If you ask me to name the No. 1 fastest growing industry in the United States, you'll probably expect the answer: It's computer systems design.
Chances are, that doesn't surprise you even a little bit. But what if I told you that seven of the top 10 fastest growing industries in America today have nothing at all to do with the computer business? I suspect that might surprise you.
And here's the most surprising fact of all: Those other seven industries all center on the workaday construction industry. Here they are in one go, as calculated by financial-services company Sageworks:
- Services to buildings and dwellings.
- Building finishing contractors.
- Residential building construction.
- Foundation, structure, and building exterior contractors.
- Building equipment contractors.
- Nonresidential building construction.
- Other heavy and civil engineering construction.
Building a buy thesis
When you think construction, you probably envision guys wearing hard hats and carrying hammers.
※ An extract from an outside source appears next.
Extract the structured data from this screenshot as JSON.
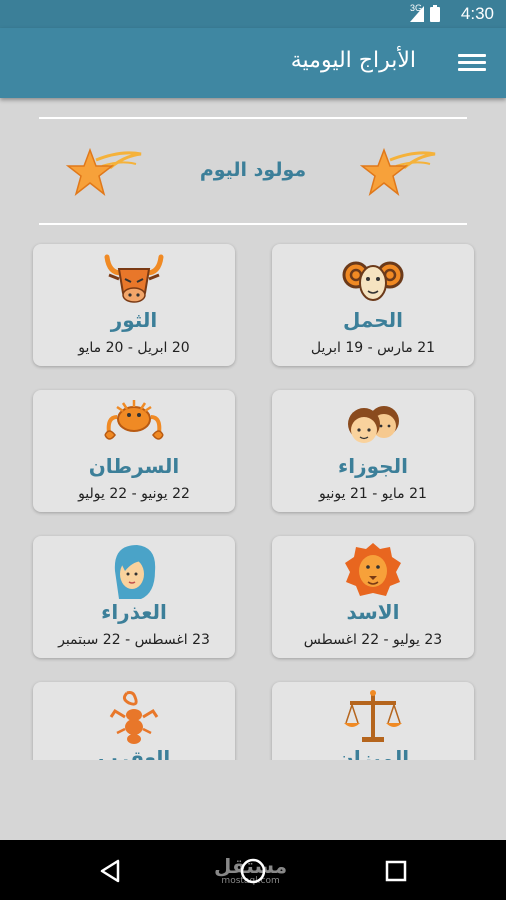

What you may not think about are businesses growing their sales faster than anybody else.
Yet Sageworks says construction-services companies posted some of the fastest growth rates of any industry last year, with most of the previously named industries growing 13% or even 14%. That's roughly twice as fast as the 6.8% average across all industries. (Since you're probably dying to know, Computer Systems Design had a growth rate of 18%.)
Construction industries are growing again this year, too. According to the latest report out of the U.S. Census Bureau, construction spending in the U.S. reached $917 billion through the first nine months of this year -- up 430 basis points year over year, and about 40% faster than recent U.S. GDP growth. Bureau of Labor Statistics projections have employment in the construction business showing some of the fastest growth of any industry over the next decade.
What it means to investors
Knowing all this, what should an investor do with the information? In conducting its study, Sageworks focused on what it does best -- analyzing growth patterns among privately held businesses last year. But it's reasonable to expect the same growth, projected in private industry, to benefit public companies that you can invest in, too.
If you're looking to capitalize on this trend, and invest in the fastest growing industries in America -- construction industries -- here are a few ideas to start with.
MDC Holdings (NYSE: MDC) is a publicly traded residential homebuilder -- one of the fastest-growing industries cited in our list. As you'd expect, it's stock has been doing well during the construction boom -- up 40% over the past year. Yet at a P/E ratio of just 14, MDC Holdings stock is barely half as expensive as the average stock on the S&P 500.
Sales at this homebuilder were up 14% last quarter, and profits up 26%, making MDC a bargain at its current price. Plus, MDC pays its shareholders a 2.7% dividend yield.
Aecom (NYSE: ACM) is a horse of a slightly different color. Instead of residential houses and apartments, Aecom specializes in large-scale infrastructure projects (i.e., heavy and civil engineering, on the preceding list). For example, right now it's deeply involved with three separate companies that are all trying to build Elon Musk's Hyperloop transportation system -- the only construction and engineering firm I know of with its thumb in the pie of all the major players.
Priced at 22 times earnings, Aecom isn't the cheapest stock on the block. Nor does it pay a dividend. Still, earnings popped 50% in the most recent quarter, and with robust free cash flow far in excess of reported earnings, Aecom stock may not be as expensive as it looks on the surface.
One of the lesser-known suppliers of building materials, BMC Stock Holdings (NASDAQ: BMCH) was formed from the merger of BMC and Stock Building Supply two years ago. Today, BMC is the ninth largest building-supplies distributor in the U.S., ranked behind such better-known names as HD Supply, 84 Lumber, and Builders FirstSource.
Priced at 34.5 times trailing earnings, the stock looks expensive, but analysts surveyed by S&P Global Market Intelligence project BMC's earnings will grow 83% this year in comparison to last, and more than triple off 2016 profits by 2018. If BMC achieves anything near this projected rate of growth, its stock could be a bargain.
Last but not least -- Cemex (NYSE: CX). The Mexican cement maker offers a compelling bargain at today's share price just 11 times its trailing earnings. Cemex stock costs more than that when you factor in its $12 billion in net debt, but at a projected long-term annual growth rate of better than 26%, it offers an intriguing way to invest in the construction of anything involving cement -- i.e., anything from roads to houses to skyscrapers to airports.
If Donald Trump's vaunted $1 trillion infrastructure plan ever comes to fruition, or indeed, if we ever actually "build the wall," not only will construction remain one of our fastest growing industries, but it's also a virtual certainty that one of the companies best positioned to benefit from the boom in construction will be this Mexican cement maker.